Premessa conclusa, possiamo cominciare.
Voi li leggete i libri? Come vi sentite a riguardo? Se li leggete, perché li leggete? Se non li leggete, perché non li leggete? Quali generi amate? Con quale frequenza pensate alla letteratura? E soprattutto: cos’è la letteratura?
Il mio amore per i libri è un amore antico, la mamma mi leggeva le storie quando non ero ancora in grado di farlo da sola, i libri erano per me un passatempo, una gioia, una fuga, una ricchezza. Una volta cresciuta, non sono mai stata imboccata sui titoli da scegliere, non ho mai avuto qualcuno che mi facesse scoprire un autore o un’autrice, mi sono approcciata alla lettura senza minimamente sapere chi fossero i grandi, chi andava letto.
Ho continuato a scegliere i libri sull’onda di un istinto, di una chiamata, ho cominciato ad avere autori preferiti e a seguirli con più consapevolezza, ma gli stimoli e la bramosia mi portavano a scegliere altro, esplorare altri lidi.
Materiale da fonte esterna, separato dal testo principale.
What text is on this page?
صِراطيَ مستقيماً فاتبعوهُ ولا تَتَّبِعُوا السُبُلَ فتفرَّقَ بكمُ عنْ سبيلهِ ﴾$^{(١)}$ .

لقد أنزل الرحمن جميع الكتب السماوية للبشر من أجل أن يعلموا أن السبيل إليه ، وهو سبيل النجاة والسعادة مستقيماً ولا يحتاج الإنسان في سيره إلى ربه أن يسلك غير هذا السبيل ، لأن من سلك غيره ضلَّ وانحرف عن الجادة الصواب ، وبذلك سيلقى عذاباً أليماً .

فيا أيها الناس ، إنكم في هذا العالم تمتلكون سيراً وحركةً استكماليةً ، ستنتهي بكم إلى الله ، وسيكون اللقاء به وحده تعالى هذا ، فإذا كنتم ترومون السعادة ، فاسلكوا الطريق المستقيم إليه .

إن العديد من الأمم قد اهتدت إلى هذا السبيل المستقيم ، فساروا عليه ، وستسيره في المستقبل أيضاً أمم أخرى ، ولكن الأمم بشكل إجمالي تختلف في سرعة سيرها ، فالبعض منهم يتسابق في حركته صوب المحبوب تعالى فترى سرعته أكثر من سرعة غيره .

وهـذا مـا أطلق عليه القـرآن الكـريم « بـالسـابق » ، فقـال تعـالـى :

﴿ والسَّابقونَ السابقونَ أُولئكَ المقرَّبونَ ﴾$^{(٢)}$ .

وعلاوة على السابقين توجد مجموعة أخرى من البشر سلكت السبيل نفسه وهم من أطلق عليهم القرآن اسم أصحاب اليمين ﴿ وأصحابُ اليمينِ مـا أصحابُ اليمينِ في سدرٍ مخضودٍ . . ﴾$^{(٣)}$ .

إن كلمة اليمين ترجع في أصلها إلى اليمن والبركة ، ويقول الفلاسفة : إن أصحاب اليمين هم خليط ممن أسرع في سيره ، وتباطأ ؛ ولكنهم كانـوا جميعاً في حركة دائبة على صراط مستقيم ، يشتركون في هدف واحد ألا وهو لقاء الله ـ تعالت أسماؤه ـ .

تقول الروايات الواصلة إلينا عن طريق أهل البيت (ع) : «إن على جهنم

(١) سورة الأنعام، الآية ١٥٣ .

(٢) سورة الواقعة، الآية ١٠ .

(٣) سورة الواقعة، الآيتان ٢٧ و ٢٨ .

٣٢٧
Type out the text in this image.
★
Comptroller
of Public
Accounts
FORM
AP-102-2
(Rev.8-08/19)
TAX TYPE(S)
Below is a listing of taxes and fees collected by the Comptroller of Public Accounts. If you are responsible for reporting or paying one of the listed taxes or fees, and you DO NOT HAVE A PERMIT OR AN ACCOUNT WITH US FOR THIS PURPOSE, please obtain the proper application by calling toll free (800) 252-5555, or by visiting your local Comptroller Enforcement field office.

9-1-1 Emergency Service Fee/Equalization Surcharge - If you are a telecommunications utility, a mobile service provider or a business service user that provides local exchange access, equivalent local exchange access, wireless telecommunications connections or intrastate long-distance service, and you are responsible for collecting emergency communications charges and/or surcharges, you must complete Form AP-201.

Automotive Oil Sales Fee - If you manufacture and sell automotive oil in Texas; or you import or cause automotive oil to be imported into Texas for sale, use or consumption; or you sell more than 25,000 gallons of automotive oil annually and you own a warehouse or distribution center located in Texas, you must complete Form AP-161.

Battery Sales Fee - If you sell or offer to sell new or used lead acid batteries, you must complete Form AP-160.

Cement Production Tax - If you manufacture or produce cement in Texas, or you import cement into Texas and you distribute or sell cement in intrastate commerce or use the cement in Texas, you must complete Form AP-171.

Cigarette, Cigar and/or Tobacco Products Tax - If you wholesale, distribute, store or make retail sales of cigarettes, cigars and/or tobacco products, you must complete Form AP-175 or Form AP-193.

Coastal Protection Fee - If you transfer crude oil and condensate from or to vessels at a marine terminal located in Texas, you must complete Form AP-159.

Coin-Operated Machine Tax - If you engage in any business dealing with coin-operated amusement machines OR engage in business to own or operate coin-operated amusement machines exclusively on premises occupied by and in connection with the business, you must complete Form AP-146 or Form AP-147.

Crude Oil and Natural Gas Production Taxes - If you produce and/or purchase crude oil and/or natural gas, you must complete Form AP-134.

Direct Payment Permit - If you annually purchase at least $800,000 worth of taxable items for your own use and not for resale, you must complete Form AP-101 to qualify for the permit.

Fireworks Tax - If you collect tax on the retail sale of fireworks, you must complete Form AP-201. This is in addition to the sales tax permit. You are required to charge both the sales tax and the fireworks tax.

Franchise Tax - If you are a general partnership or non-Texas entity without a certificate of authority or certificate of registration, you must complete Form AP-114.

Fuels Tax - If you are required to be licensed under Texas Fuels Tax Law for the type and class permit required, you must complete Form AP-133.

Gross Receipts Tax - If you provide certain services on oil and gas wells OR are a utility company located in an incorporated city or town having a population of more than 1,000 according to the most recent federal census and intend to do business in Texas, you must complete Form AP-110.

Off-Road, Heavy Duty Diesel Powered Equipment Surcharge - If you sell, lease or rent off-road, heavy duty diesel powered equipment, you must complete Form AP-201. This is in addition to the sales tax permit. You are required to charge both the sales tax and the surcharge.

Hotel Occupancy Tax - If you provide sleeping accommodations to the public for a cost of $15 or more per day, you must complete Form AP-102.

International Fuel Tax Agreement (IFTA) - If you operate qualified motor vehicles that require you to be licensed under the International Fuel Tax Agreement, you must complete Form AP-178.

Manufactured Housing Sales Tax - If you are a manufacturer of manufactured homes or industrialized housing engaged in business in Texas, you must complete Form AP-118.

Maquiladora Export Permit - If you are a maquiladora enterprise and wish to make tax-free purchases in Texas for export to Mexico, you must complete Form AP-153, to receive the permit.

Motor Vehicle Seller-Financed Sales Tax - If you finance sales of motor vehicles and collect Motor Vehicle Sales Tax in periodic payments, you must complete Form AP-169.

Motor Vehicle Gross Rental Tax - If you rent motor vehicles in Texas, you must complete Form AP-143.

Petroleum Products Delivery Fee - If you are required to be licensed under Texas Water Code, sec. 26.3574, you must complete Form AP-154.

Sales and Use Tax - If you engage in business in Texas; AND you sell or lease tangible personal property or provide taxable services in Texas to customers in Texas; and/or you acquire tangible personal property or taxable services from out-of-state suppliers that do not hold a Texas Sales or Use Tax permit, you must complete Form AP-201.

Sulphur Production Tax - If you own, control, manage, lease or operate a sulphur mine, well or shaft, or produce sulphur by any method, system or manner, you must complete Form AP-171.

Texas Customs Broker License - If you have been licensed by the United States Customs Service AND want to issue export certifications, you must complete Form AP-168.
Poi sono arrivate anche le persone a indirizzarmi, ma tardi.
Mi ritrovo a trentacinque anni ad aver letto buona parte dei classici, a razzolare curiosa tra i contemporanei, con falle macroscopiche che cerco di colmare. Tuttavia non ho la smania di recuperare tutto il più velocemente possibile, perché vorrei godermi la lettura, non farlo solo perché mi sento in dovere per esigenze morali. Sono anche convinta che certi libri si possano leggere in età adulta, magari per sentirli ancora di più di quanto si sarebbero sentiti se fossero stati letti a vent’anni.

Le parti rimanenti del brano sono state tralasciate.